After straightening out all the gotos, I obtained xd.php,
probably something like the original code.
Someone obfuscated xd.php by visually confusing code:
- Randomly-selected-letters variable names:
$CnCHz - Use of randomly capitalized identifiers: "DEF0j", "DeF0j", "def0j", DeF0J"
- Composition of meaningless strings to make meaningful strings:
array("str_" . "rot13", "pack", "st" . "rrev") - Indirection through a function to get names of pieces of code, or function names
- Pieces of enciphered code can be in a cookie or an HTTP parameter.
- Meaningless names of cookies or HTTP parameters: "jweyc", "aeskoly", "owhggiku"
- Four pieces of ciphertext code concatenated via indirection through a function.
- Deciphering the code using function names stored in a
$GLOBALSarray element.
A lot of these techniques take advantage of PHP's ability to represent a given string in many ways. Function names are not case sensitive, for example.

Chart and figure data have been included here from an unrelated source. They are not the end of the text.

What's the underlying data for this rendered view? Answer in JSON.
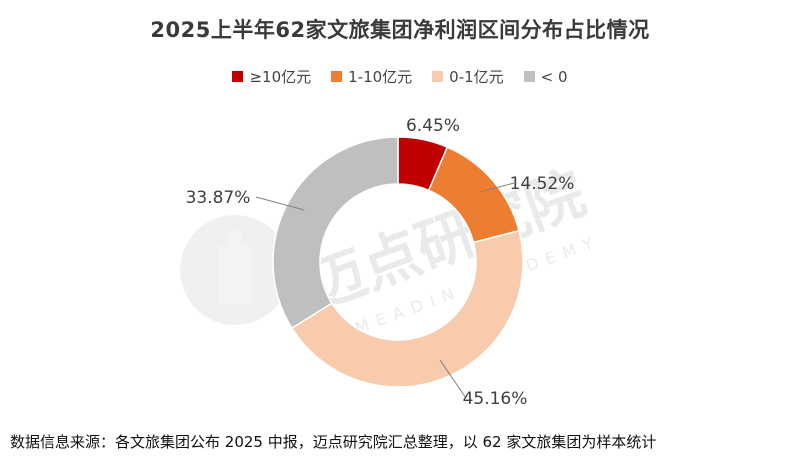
{
  "chart_data": {
    "type": "pie",
    "title": "2025上半年62家文旅集团净利润区间分布占比情况",
    "categories": [
      "≥10亿元",
      "1-10亿元",
      "0-1亿元",
      "< 0"
    ],
    "values": [
      6.45,
      14.52,
      45.16,
      33.87
    ],
    "value_labels": [
      "6.45%",
      "14.52%",
      "45.16%",
      "33.87%"
    ],
    "colors": [
      "#c00000",
      "#ed7d31",
      "#f8cbad",
      "#bfbfbf"
    ],
    "donut": true,
    "legend_position": "top"
  },
  "watermark": {
    "text": "迈点研究院",
    "subtext": "MEADIN ACADEMY"
  },
  "source_note": "数据信息来源：各文旅集团公布 2025 中报，迈点研究院汇总整理，以 62 家文旅集团为样本统计"
}
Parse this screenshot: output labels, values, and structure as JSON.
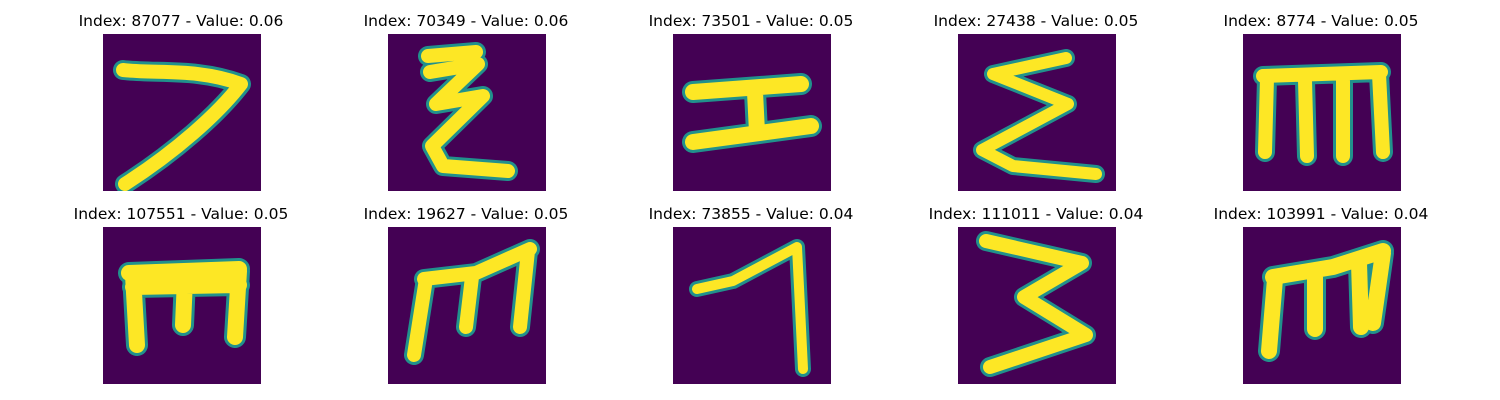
{
  "colors": {
    "background": "#440154",
    "stroke": "#fde725",
    "edge": "#21918c"
  },
  "images": [
    {
      "title": "Index: 87077 - Value: 0.06",
      "glyph": "seven-like"
    },
    {
      "title": "Index: 70349 - Value: 0.06",
      "glyph": "sigma-stacked"
    },
    {
      "title": "Index: 73501 - Value: 0.05",
      "glyph": "i-beam"
    },
    {
      "title": "Index: 27438 - Value: 0.05",
      "glyph": "sigma-like"
    },
    {
      "title": "Index: 8774 - Value: 0.05",
      "glyph": "m-like"
    },
    {
      "title": "Index: 107551 - Value: 0.05",
      "glyph": "m-like"
    },
    {
      "title": "Index: 19627 - Value: 0.05",
      "glyph": "m-like"
    },
    {
      "title": "Index: 73855 - Value: 0.04",
      "glyph": "seven-like"
    },
    {
      "title": "Index: 111011 - Value: 0.04",
      "glyph": "three-like"
    },
    {
      "title": "Index: 103991 - Value: 0.04",
      "glyph": "m-like"
    }
  ]
}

This required hand-editing to get to something more-or-less sensible: xd1.php
This code comprises an immediate-execution backdoor. The code arrives as many as 4 strings of "hex-encoded" text, in either cookies or HTTP parameters named "jweyc", "aeskoly", "owhggiku" and "callbrhy". A user of this backdoor could mix it up, sending all strings in cookies, or all as HTTP parameters, or a mix. The user could break up the encoded text different ways, which just might help an attack fly under an intrusion detection system.
As an example, this will give you back "hello, world":
curl -d 'jweyc=b32216c517975626a602c22697972757220226570727' http://example.com/sitemap-buffer-news.php
So will this, and so will many other permutations:
curl -d 'jweyc=b32216c517' ---cookie 'callbrhy=975626a602c22697972757220226570727' http://example.com/sitemap-buffer-news.php
I've written an encoder and a decoder to test my understanding of the backdoor. I used the encoder to create the string of hex digits used in the examples above.